Extended replacement cost coverage pays a certain amount above the policy limit to replace a damaged home, generally 120 or 125 percent. It is similar to a guaranteed replacement cost policy, which has no percentage limits. Most homeowner policy limits track inflation in building costs. Guaranteed and extended replacement cost policies are designed to protect the policyholder after a major disaster when the high demand for building contractors and materials can push up the normal cost of reconstruction.

Take inventory

Many people learn after a fire or storm they didn´t have enough personal property coverage. Taking inventory will help you decide how much insurance you need. It also will simplify claims.

Your inventory should list each item, its value and serial number. Photograph or videotape each room, including closets, open drawers, storage buildings and your garage. Keep receipts for major items in a fireproof place.

The Insurance Information Institute has helpful free software that will help you make a home inventory at KnowYourStuff.org.

What other protections does my policy provide?

Additional coverages available

  • Replacement cost for possessions
  • Extended or guaranteed replacement cost for the structure
  • Building code upgrades
  • Sewer and drain back-ups
  • Inflation-guard
  • Umbrella coverage for a pool or other high-risk items
  • Special riders for jewelry, collectibles and expensive items

Homeowners policies regularly provide other types of coverage, including off-premises theft protection and unauthorized use of your credit cards. Make sure you understand which provisions are included in the standard coverage you elect to purchase and which might require supplemental premiums.

Flood insurance

Homeowners policies do not cover flood damage. The National Flood Insurance Program (NFIP) offers flood insurance through home insurance companies nationwide.

If a mortgage lender determines your home is in a special flood hazard area, you might be required to purchase flood insurance.
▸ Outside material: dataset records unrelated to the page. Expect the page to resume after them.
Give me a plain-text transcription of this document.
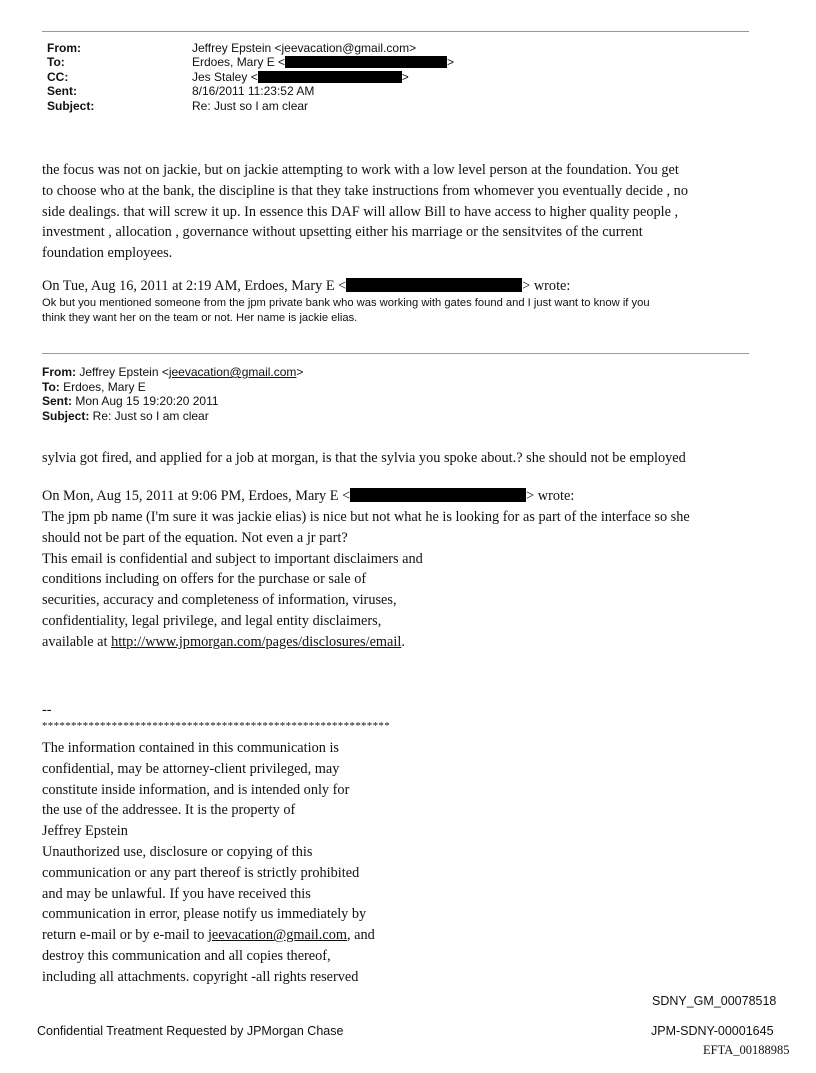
From:	Jeffrey Epstein <jeevacation@gmail.com>
To:	Erdoes, Mary E <	>
CC:	Jes Staley <	>
Sent:	8/16/2011 11:23:52 AM
Subject:	Re: Just so I am clear
the focus was not on jackie, but on jackie attempting to work with a low level person at the foundation. You get
to choose who at the bank, the discipline is that they take instructions from whomever you eventually decide , no
side dealings. that will screw it up. In essence this DAF will allow Bill to have access to higher quality people ,
investment , allocation , governance without upsetting either his marriage or the sensitvites of the current
foundation employees.
On Tue, Aug 16, 2011 at 2:19 AM, Erdoes, Mary E <	> wrote:
Ok but you mentioned someone from the jpm private bank who was working with gates found and I just want to know if you
think they want her on the team or not. Her name is jackie elias.
From: Jeffrey Epstein <jeevacation@gmail.com>
To: Erdoes, Mary E
Sent: Mon Aug 15 19:20:20 2011
Subject: Re: Just so I am clear
sylvia got fired, and applied for a job at morgan, is that the sylvia you spoke about.? she should not be employed
On Mon, Aug 15, 2011 at 9:06 PM, Erdoes, Mary E <	> wrote:
The jpm pb name (I'm sure it was jackie elias) is nice but not what he is looking for as part of the interface so she
should not be part of the equation. Not even a jr part?
This email is confidential and subject to important disclaimers and
conditions including on offers for the purchase or sale of
securities, accuracy and completeness of information, viruses,
confidentiality, legal privilege, and legal entity disclaimers,
available at http://www.jpmorgan.com/pages/disclosures/email.
--
************************************************************
The information contained in this communication is
confidential, may be attorney-client privileged, may
constitute inside information, and is intended only for
the use of the addressee. It is the property of
Jeffrey Epstein
Unauthorized use, disclosure or copying of this
communication or any part thereof is strictly prohibited
and may be unlawful. If you have received this
communication in error, please notify us immediately by
return e-mail or by e-mail to jeevacation@gmail.com, and
destroy this communication and all copies thereof,
including all attachments. copyright -all rights reserved
SDNY_GM_00078518
Confidential Treatment Requested by JPMorgan Chase	JPM-SDNY-00001645
EFTA_00188985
Extra coverage (endorsements)

Home insurance policies contain exclusions and limitations for some types of personal property that are particularly susceptible to loss. Some policies place a specific dollar limit on certain property such as jewelry or antiques.

You might want more coverage for certain items than your policy provides. For an extra premium, you can buy endorsements that expand or increase the coverage on these items. Some of the most common endorsements cover jewelry, fine arts, camera equipment, coin or stamp collections, computer equipment, and radio and television satellite dishes and antennas. To insure that these types of items are properly covered, look into a "scheduled personal property endorsement."

Personal umbrella liability insurance

If you want more liability coverage than your home and car insurance policies provide, you can buy a separate umbrella insurance policy.

Higher deductibles, lower premiums

Your home insurance deductible is the amount you pay for covered damage before insurance kicks in. You can choose a higher deductible in order to lower your premiums if you don’t mind taking on the added risk.

Usually a deductible is a flat rate, such as $1,000. But many insurers are introducing percentage deductibles around the country, especially for policies covering earthquakes, hurricanes and windstorms. These policies make you liable for 1 to 5 percent of your home’s insured value before the insurance company pays. So, if you have a 2 percent deductible and your home’s insured value is $250,000 (remember, that’s the cost to rebuild, not your home’s market value), you’d have to pay the first $5,000 in damages.